I urge anyone with a teenage daughter, or a daughter of any age really, to read this book. Damour is a psychologist who works with young teenagers, who also has two daughters herself, so she knows what she’s talking about here. My daughter is on the cusp of teenagedom, and I could already relate to so many things presented in this book as a parent, but it also gave me an inside look into what my daughter is going through. It’s an absolutely fascinating read, and I’ve already recommended it to anyone I think can get some great use out of it.

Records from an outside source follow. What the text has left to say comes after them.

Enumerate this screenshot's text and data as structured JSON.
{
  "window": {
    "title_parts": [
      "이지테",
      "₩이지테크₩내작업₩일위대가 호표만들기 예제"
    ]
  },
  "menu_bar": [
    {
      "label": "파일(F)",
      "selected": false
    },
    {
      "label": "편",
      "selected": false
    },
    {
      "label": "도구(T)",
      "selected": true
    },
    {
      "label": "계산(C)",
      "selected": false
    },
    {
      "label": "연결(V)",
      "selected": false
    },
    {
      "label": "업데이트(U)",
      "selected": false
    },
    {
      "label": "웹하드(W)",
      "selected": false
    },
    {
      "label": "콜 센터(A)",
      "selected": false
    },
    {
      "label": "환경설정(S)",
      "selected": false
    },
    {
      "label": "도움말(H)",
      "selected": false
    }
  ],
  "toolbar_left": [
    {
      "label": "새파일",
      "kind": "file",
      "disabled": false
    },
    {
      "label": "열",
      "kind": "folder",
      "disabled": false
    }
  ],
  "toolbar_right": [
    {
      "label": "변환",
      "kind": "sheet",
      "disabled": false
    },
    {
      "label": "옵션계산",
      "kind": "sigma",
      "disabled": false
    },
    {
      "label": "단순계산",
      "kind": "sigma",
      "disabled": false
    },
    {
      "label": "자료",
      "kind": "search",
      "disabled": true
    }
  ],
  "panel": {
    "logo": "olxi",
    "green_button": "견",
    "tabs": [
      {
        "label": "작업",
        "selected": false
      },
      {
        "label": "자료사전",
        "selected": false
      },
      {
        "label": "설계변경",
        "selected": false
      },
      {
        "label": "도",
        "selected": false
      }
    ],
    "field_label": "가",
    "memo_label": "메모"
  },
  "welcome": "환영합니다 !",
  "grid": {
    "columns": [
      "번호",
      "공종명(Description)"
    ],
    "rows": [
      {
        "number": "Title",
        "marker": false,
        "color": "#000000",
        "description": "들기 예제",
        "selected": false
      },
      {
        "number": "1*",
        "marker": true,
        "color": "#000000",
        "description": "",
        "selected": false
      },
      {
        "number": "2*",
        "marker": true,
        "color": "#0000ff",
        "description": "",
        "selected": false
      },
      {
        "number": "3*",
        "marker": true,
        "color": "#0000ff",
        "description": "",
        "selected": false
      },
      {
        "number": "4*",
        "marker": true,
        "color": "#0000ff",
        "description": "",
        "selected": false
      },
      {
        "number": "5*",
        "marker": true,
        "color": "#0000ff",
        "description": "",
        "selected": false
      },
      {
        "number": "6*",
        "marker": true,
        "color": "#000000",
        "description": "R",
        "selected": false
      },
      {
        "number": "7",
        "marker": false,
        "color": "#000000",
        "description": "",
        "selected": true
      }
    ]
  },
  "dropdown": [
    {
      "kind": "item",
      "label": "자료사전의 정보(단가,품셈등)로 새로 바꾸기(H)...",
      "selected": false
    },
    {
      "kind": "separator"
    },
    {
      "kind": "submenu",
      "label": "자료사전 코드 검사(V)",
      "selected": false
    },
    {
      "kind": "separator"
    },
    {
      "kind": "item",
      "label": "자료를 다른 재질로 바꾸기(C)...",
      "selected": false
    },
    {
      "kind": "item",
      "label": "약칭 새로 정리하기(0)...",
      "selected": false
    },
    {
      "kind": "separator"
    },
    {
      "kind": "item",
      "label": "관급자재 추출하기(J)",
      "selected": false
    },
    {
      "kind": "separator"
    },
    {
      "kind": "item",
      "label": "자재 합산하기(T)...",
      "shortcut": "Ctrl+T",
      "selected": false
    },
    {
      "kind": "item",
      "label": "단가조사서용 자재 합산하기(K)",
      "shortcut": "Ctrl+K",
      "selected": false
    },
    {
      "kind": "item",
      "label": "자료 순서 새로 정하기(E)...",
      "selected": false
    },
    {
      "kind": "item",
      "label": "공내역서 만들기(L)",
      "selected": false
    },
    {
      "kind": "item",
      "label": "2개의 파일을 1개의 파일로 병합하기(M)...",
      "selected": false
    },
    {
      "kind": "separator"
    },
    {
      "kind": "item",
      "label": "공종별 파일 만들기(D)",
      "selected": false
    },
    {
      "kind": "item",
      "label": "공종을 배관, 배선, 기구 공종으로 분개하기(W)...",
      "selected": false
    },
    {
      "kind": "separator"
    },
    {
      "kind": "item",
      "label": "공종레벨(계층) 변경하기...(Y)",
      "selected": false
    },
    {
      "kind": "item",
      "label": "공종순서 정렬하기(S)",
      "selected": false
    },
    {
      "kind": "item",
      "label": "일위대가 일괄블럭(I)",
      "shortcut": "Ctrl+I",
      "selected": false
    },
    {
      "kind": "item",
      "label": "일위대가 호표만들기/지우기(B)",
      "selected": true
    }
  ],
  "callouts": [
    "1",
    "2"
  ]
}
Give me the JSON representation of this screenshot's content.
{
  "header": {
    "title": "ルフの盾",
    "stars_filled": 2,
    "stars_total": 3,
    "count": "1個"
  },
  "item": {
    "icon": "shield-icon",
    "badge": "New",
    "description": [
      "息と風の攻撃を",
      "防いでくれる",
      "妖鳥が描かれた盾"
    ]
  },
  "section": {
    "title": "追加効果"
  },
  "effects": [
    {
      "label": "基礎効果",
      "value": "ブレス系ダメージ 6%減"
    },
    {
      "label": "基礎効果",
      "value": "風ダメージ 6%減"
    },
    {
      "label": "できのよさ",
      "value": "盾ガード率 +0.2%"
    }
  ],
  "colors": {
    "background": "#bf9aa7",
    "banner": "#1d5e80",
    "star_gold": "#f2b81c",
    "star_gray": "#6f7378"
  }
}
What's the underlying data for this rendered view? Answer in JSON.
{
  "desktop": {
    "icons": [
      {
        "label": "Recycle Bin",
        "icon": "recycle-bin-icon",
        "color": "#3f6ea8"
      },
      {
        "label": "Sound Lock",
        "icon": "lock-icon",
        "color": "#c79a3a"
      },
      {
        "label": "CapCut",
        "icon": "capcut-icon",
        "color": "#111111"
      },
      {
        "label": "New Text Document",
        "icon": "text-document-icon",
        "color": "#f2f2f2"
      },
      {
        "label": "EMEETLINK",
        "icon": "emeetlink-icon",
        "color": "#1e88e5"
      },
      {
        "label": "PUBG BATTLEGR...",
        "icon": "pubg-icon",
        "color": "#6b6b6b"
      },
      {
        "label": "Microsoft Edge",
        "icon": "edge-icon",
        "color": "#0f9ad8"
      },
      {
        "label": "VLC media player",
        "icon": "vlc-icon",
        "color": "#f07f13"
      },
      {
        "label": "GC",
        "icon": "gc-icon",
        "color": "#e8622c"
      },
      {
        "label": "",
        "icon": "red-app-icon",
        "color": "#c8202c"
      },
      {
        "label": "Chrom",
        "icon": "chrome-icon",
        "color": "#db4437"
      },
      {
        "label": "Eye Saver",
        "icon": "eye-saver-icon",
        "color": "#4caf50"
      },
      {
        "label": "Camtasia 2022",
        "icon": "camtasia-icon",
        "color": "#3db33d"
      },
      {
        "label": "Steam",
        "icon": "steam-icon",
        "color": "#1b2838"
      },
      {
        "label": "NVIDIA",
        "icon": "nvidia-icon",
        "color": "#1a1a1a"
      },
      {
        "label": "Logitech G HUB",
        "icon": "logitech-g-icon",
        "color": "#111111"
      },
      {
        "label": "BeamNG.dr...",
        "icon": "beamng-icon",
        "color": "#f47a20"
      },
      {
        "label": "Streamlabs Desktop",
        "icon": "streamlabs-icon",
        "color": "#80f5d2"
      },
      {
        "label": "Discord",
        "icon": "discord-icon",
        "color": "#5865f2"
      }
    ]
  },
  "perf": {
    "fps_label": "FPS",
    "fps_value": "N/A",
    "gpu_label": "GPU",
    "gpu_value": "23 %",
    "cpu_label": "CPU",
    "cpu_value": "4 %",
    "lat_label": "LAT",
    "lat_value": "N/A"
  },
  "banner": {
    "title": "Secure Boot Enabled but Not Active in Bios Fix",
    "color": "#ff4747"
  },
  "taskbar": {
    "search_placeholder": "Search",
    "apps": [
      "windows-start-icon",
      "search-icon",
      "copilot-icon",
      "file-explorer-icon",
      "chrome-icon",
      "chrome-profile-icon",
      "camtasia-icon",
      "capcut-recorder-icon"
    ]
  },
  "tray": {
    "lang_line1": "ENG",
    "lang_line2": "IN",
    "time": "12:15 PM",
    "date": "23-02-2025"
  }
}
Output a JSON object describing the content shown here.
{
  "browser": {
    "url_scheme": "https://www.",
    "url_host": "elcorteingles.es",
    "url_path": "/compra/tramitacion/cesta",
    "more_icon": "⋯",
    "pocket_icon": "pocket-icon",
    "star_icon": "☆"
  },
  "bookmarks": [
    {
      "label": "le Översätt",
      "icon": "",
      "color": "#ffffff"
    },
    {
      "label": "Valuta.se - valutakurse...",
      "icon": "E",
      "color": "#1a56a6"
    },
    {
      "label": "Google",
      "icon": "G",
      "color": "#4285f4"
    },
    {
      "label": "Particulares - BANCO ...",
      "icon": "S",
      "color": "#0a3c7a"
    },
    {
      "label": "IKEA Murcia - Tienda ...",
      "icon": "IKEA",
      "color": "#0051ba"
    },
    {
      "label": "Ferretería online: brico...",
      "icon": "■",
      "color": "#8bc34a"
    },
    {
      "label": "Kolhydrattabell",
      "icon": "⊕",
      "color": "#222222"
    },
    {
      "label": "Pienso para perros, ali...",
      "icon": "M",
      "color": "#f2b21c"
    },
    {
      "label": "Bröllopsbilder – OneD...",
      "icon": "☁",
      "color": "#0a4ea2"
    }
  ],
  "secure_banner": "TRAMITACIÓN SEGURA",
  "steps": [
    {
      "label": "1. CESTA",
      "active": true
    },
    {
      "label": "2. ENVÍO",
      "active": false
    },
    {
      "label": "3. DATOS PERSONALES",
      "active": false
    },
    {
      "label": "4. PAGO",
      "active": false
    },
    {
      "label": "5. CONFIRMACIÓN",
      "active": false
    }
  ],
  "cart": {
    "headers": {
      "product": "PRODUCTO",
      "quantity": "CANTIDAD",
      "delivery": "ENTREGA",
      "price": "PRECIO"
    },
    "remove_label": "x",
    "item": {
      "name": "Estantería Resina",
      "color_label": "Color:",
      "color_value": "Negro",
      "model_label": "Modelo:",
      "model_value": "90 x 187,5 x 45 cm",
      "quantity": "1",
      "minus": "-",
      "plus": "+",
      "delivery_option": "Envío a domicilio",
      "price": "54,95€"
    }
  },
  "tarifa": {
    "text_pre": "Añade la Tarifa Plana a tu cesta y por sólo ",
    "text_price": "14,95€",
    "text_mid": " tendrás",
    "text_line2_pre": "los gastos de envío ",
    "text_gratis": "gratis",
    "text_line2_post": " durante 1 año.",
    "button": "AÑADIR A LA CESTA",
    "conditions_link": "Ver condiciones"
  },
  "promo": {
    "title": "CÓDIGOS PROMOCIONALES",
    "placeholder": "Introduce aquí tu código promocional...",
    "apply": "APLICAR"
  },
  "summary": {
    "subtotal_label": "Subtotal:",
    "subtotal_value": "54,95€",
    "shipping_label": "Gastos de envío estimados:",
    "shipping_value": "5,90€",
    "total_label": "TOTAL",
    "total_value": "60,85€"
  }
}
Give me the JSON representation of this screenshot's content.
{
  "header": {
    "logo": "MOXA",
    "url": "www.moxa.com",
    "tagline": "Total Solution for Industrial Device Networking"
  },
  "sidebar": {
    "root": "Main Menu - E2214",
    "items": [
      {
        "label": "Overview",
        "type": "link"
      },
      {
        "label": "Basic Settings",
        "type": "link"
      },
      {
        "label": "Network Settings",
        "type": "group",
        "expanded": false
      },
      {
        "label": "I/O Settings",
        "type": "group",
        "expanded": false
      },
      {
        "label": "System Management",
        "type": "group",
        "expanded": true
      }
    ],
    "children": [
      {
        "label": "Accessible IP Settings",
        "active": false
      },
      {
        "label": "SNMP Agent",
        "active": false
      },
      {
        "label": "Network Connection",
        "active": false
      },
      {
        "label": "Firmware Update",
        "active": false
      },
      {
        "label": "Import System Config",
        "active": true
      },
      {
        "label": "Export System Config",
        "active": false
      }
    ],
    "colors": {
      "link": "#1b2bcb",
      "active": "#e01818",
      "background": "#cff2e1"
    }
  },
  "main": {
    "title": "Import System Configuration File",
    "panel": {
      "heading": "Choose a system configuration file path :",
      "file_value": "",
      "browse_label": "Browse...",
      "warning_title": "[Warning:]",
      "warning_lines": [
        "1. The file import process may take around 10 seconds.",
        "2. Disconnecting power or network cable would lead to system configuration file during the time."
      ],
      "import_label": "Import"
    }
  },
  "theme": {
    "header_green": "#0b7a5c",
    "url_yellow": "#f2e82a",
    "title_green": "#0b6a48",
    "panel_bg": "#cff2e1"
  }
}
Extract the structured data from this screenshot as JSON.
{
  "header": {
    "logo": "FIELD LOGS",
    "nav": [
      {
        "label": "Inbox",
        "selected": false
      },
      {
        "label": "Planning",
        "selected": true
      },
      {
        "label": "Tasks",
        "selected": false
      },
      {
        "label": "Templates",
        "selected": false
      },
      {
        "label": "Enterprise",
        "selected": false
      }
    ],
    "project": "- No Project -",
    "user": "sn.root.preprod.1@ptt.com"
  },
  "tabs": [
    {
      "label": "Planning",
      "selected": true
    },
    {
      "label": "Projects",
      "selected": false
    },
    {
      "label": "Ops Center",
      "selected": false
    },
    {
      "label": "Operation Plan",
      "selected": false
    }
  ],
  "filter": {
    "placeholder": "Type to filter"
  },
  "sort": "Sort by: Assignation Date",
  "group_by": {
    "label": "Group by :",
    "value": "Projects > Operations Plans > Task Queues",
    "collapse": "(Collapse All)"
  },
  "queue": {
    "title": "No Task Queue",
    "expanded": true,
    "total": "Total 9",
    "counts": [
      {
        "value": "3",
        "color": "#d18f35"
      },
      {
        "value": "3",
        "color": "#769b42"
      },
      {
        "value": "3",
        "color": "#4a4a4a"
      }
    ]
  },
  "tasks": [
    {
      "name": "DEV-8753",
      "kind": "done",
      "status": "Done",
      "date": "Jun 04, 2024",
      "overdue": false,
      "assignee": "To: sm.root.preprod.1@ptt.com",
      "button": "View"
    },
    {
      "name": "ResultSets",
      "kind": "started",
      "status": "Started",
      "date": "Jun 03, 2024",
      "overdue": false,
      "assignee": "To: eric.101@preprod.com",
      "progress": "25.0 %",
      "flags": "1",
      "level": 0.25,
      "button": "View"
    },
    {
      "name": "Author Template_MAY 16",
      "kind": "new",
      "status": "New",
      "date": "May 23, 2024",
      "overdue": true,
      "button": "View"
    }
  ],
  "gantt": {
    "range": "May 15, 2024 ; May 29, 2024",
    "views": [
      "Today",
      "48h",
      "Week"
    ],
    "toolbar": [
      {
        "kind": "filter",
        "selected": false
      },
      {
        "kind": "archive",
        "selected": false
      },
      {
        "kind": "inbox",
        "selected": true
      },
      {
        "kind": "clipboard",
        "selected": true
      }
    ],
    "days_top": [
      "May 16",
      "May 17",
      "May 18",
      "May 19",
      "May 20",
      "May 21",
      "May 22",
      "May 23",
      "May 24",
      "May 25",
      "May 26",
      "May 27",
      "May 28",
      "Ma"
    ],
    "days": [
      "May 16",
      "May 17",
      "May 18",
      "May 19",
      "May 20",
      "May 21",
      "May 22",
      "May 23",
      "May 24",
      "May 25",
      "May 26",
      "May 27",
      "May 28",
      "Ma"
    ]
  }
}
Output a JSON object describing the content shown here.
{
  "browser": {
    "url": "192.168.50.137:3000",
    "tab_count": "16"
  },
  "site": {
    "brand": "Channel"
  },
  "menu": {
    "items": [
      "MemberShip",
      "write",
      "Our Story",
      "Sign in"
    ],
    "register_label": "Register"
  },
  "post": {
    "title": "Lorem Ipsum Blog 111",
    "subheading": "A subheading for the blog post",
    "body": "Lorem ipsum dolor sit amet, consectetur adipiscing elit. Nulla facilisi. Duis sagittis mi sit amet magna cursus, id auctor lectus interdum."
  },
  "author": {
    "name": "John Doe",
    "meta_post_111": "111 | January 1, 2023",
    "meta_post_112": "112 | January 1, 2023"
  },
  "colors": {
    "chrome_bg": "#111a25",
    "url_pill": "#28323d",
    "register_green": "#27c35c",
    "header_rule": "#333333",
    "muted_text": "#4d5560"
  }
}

ColumbineColumbine by Dave Cullen

Genre: Nonfiction

Format: Paperback

My Rating: ⭐️⭐️⭐️⭐️

Why I decided to pick up this book about the 1999 Columbine school shooting in the midst of the crisis the world is going through, I’ll never know. But I’m glad I did read it, because it clears up a lot of the misconceptions of what happened on, before, and after that fateful day. I was in high school when this event happened, and I can remember the uncertainty surrounding going to school and the potential for disaster. That fear is exactly what co-conspirator Eric Harris hoped to leave behind, and it’s unfortunate to say he got exactly what he wanted. This was an eye-opening book, not only about the killers, but about the media coverage that followed, the botched handling by law enforcement, and how the community handled the aftermath. It’s not a light read, but it’s an important one.


March Reads 2020-2

2 thoughts on “March 2020 Books Read

  1. Cynthia 31 Mar 2020 / 6:29 pm

    Love your reviews, as usual. I’m really not sure when you find the time to read at all. But I do remember reading for at least 10 or 15 minutes before I fell asleep exhausted when my children were young. It was a great way to escape, even just for a little while.

    Like

  2. janetsm 31 Mar 2020 / 10:33 pm

    I was especially interested to read what you thought of Long Bright River. I got on the wait list for it right before the public library system closed. Something for me to look forward to later this year!